POSTER ABSTRACTS / RESUMOS DE POSTERS

 

P-11

Molecular profile of Myotonic Dystrophy type 1 (DM1) in portuguese families

 

 

Márcia E. Oliveira^I; Nuno Maia^I; Isabel Marques^I; Rosário Santos^I,II

^IUnidade de Genética Molecular, Centro Genética Médica Doutor Jacinto Magalhães, Centro Hospitalar do Porto - EPE, Porto, Portugal; Unidade Multidisciplinar de Investigação Biomédica (UMIB), Instituto de Ciências Biomédicas Abel Salazar (ICBAS), Universidade do Porto, Porto, Portugal
^IIUCIBIO/REQUIMTE, Departamento de Ciências Biológicas, Laboratório de Bioquímica, Faculdade de Farmácia, Universidade do Porto, Porto, Portugal

marcia.oliveira@chporto.min-saude.pt

 

 

Myotonic Dystrophy type 1 (DM1), also known as Steinert disease, is the most common adult form of muscular dystrophy. It is an autosomal dominant disorder caused by the expansion of unstable [CTG] repeats in the 3’ untranslated region (3’UTR) of the gene of myotonic dystrophy protein kinase (DMPK), located at 19q13.3. The expanded mRNA products are toxic to cells, affecting normal splicing of other proteins in different tissues.

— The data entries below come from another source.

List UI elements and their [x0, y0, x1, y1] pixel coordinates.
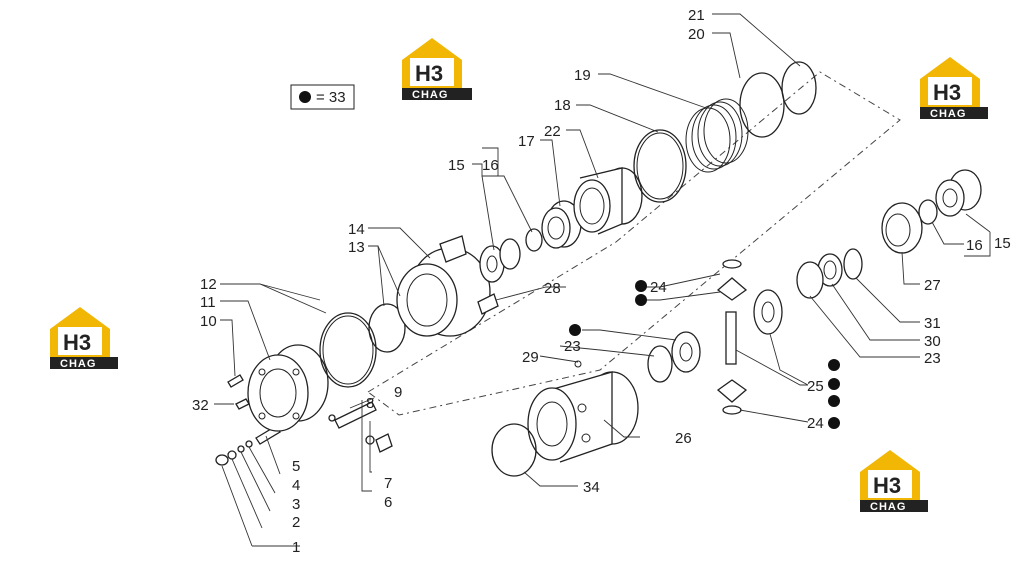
watermark-logo-bottom: H3 CHAG — [860, 450, 928, 513]
ring-18 — [633, 129, 687, 203]
callout-12: 12 — [200, 276, 217, 293]
callout-8: 8 — [366, 395, 374, 412]
leader-lines — [214, 13, 991, 547]
plate-23-right — [796, 261, 824, 299]
callout-26: 26 — [675, 430, 692, 447]
callout-32: 32 — [192, 397, 209, 414]
legend-box: = 33 — [290, 84, 355, 110]
callout-15-right: 15 — [994, 235, 1011, 252]
sleeve-22 — [573, 167, 643, 235]
callout-15-left: 15 — [448, 157, 465, 174]
callout-16-right: 16 — [966, 237, 983, 254]
svg-text:H3: H3 — [873, 473, 901, 498]
svg-text:H3: H3 — [933, 80, 961, 105]
callout-23-right: 23 — [924, 350, 941, 367]
differential-outline — [367, 71, 901, 416]
side-gear-right — [753, 289, 783, 335]
callout-22: 22 — [544, 123, 561, 140]
ring-12 — [319, 312, 377, 388]
callout-24-top: 24 — [650, 279, 667, 296]
bearing-17 — [541, 200, 582, 249]
bearing-27 — [881, 202, 923, 254]
callout-24-bottom: 24 — [807, 415, 824, 432]
input-shaft-15 — [479, 238, 521, 283]
pin-28 — [477, 293, 499, 315]
callout-18: 18 — [554, 97, 571, 114]
watermark-logo-right: H3 CHAG — [920, 57, 988, 120]
callout-labels: 1 2 3 4 5 6 7 8 9 10 11 12 13 14 15 16 1… — [192, 7, 1011, 556]
callout-7: 7 — [384, 475, 392, 492]
callout-25: 25 — [807, 378, 824, 395]
callout-11: 11 — [200, 294, 216, 311]
callout-13: 13 — [348, 239, 365, 256]
svg-text:CHAG: CHAG — [930, 108, 966, 120]
svg-text:CHAG: CHAG — [412, 89, 448, 101]
callout-10: 10 — [200, 313, 217, 330]
svg-text:H3: H3 — [415, 61, 443, 86]
callout-16-left: 16 — [482, 157, 499, 174]
pinion-top — [716, 259, 748, 301]
callout-6: 6 — [384, 494, 392, 511]
spring-19 — [685, 98, 749, 173]
snap-ring-21 — [781, 61, 817, 115]
callout-5: 5 — [292, 458, 300, 475]
svg-text:H3: H3 — [63, 330, 91, 355]
shaft-8 — [328, 401, 377, 429]
watermark-logo-left: H3 CHAG — [50, 307, 118, 370]
svg-text:= 33: = 33 — [316, 89, 346, 106]
snap-ring-31 — [843, 248, 863, 280]
washer-16 — [525, 228, 543, 252]
pin-32 — [235, 398, 250, 410]
callout-28: 28 — [544, 280, 561, 297]
hub-flange-11 — [247, 344, 329, 432]
snap-ring-34 — [491, 423, 537, 477]
callout-27: 27 — [924, 277, 941, 294]
bullet-markers — [569, 280, 840, 429]
callout-1: 1 — [292, 539, 300, 556]
callout-23-left: 23 — [564, 338, 581, 355]
oring-13 — [368, 303, 406, 353]
callout-14: 14 — [348, 221, 365, 238]
ring-20 — [739, 72, 785, 138]
watermark-logo-top: H3 CHAG — [402, 38, 472, 101]
washer-16-right — [918, 199, 938, 225]
callout-34: 34 — [583, 479, 600, 496]
callout-4: 4 — [292, 477, 300, 494]
callout-9: 9 — [394, 384, 402, 401]
pinion-bottom — [716, 379, 748, 415]
bolt-10 — [227, 374, 244, 388]
callout-19: 19 — [574, 67, 591, 84]
svg-text:CHAG: CHAG — [870, 501, 906, 513]
callout-21: 21 — [688, 7, 705, 24]
plate-23-left — [647, 345, 673, 383]
diff-case-26 — [527, 371, 639, 463]
side-gear-left — [671, 331, 701, 373]
callout-31: 31 — [924, 315, 941, 332]
callout-3: 3 — [292, 496, 300, 513]
callout-2: 2 — [292, 514, 300, 531]
output-shaft-15 — [935, 169, 982, 217]
callout-29: 29 — [522, 349, 539, 366]
callout-30: 30 — [924, 333, 941, 350]
cross-shaft-25 — [725, 311, 737, 365]
plug-assembly — [215, 425, 281, 466]
svg-text:CHAG: CHAG — [60, 358, 96, 370]
ball-29 — [574, 360, 582, 368]
callout-17: 17 — [518, 133, 535, 150]
callout-20: 20 — [688, 26, 705, 43]
housing-14 — [396, 235, 491, 337]
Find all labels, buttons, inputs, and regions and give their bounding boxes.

Myotonia is the principal manifestation of DM1, but other organ systems are also affected (e.g. ocular, cardiac and respiratory). Clinically, DM1 may be phenotipically classified into four main subtypes: i) mild, ii) classical or adult-onset, iii) juvenile and iv) congenital. The age of onset and severity are variable and directly associated with the number of expanded [CTG] repeats: larger expansions usually result in earlier onset and a more severe phenotype. Due to the instability of the expanded [CTG] repeats during transmission, it is common to observe in affected families a decreasing in age at onset and an increasing degree of severity in successive generations (anticipation).

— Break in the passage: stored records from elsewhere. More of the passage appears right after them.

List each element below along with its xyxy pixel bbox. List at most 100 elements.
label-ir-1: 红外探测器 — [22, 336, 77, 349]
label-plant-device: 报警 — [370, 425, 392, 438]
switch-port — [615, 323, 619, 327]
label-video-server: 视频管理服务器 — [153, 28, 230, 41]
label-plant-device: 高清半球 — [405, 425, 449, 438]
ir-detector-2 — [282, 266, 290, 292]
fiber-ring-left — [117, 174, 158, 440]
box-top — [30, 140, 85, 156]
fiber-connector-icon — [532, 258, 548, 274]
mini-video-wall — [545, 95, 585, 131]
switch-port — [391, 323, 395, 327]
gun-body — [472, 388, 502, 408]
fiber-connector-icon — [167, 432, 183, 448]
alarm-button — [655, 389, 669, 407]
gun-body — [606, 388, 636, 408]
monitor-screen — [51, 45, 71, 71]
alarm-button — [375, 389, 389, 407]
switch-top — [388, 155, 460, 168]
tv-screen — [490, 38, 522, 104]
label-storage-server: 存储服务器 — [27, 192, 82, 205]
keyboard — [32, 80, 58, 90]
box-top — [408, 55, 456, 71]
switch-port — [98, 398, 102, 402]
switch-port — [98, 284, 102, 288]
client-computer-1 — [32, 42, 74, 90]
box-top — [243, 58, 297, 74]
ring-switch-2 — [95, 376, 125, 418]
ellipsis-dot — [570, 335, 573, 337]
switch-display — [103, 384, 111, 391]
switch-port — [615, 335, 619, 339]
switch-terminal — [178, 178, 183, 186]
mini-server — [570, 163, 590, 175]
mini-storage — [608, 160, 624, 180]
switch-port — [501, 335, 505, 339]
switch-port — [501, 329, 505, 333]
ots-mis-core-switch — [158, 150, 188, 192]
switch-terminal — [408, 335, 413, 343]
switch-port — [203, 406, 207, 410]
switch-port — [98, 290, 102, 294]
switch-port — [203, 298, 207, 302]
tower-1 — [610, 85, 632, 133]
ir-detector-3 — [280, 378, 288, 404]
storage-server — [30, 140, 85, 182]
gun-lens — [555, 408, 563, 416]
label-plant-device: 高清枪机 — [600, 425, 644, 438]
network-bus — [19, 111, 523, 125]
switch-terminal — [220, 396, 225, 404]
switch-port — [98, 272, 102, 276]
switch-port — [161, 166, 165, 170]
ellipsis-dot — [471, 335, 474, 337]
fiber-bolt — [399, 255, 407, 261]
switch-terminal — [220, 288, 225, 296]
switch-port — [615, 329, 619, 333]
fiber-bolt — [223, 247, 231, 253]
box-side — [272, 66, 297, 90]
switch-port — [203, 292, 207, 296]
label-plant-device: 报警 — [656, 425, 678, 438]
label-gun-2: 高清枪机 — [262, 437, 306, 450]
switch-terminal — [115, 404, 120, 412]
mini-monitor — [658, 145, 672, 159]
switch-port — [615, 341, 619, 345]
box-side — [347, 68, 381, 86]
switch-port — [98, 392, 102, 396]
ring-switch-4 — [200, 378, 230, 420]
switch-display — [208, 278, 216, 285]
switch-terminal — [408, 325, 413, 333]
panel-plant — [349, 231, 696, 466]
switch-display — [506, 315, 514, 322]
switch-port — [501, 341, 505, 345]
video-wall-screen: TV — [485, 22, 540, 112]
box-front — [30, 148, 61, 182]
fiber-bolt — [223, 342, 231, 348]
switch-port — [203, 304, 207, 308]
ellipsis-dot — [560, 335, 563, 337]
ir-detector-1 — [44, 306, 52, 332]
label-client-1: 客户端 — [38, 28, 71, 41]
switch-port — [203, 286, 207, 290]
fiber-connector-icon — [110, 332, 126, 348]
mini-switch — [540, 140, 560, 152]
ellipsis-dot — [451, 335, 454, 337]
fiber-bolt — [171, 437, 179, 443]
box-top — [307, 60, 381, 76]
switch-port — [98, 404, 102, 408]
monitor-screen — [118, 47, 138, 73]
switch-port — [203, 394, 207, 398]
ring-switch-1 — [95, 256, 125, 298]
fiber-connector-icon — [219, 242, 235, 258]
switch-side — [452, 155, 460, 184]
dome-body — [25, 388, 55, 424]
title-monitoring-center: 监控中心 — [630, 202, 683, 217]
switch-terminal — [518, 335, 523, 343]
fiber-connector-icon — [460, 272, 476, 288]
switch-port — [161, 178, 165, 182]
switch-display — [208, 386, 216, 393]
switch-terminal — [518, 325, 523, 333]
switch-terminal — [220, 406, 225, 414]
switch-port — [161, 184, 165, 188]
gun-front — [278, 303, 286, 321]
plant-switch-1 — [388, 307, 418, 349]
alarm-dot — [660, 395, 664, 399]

In this work we present the molecular profile of DM1 in affected families studied at our diagnostic service, on a national basis, since the implementation of the molecular genetic testing for this disorder in 1997.

All the cases were tested for the presence of expanded pathogenic alleles. Depending on the size of the expanded alleles, a combination of three different methods was used to determine the number of [CTG] repeats in 3’UTR of the DMPK gene: 1) conventional PCR amplification of the [CTG]- repeat region; 2) Triplet repeat-Primed (TP)-PCR and 3) Southern blotting (SB) technique. Larger expansions (about [CTG]_>100 repeats) are only detected by the last two methods; moreover, the exact size of these larger expanded repeats can only be assessed by SB. In order to establish the most accurate molecular diagnosis, the SB technique is therefore essential, particularly in the prenatal diagnostic setting.

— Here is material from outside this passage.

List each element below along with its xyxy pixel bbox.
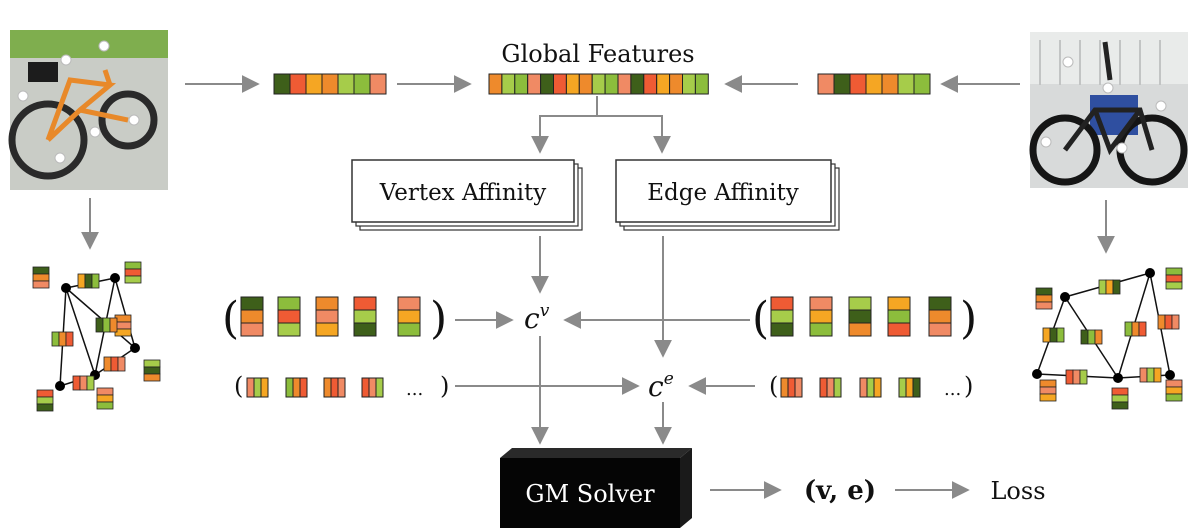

We also present both clinical and genotype heterogeneity in the DM1 families, thus demonstrating some of the characteristics associated with this triplet repeat disorder: somatic mosaicism, anticipation, influence of gender of the transmitting parent and occurrence of inter-generational size reduction in the expanded repeats.

The aim of the present work is to establish the mutation profile in patients and their families, where detailed molecular characterization is fundamental, not only to confirm the clinical diagnosis and to establish genotype-phenotype correlations, but also for trial-readiness given the emergent mutation-based therapies for DM1.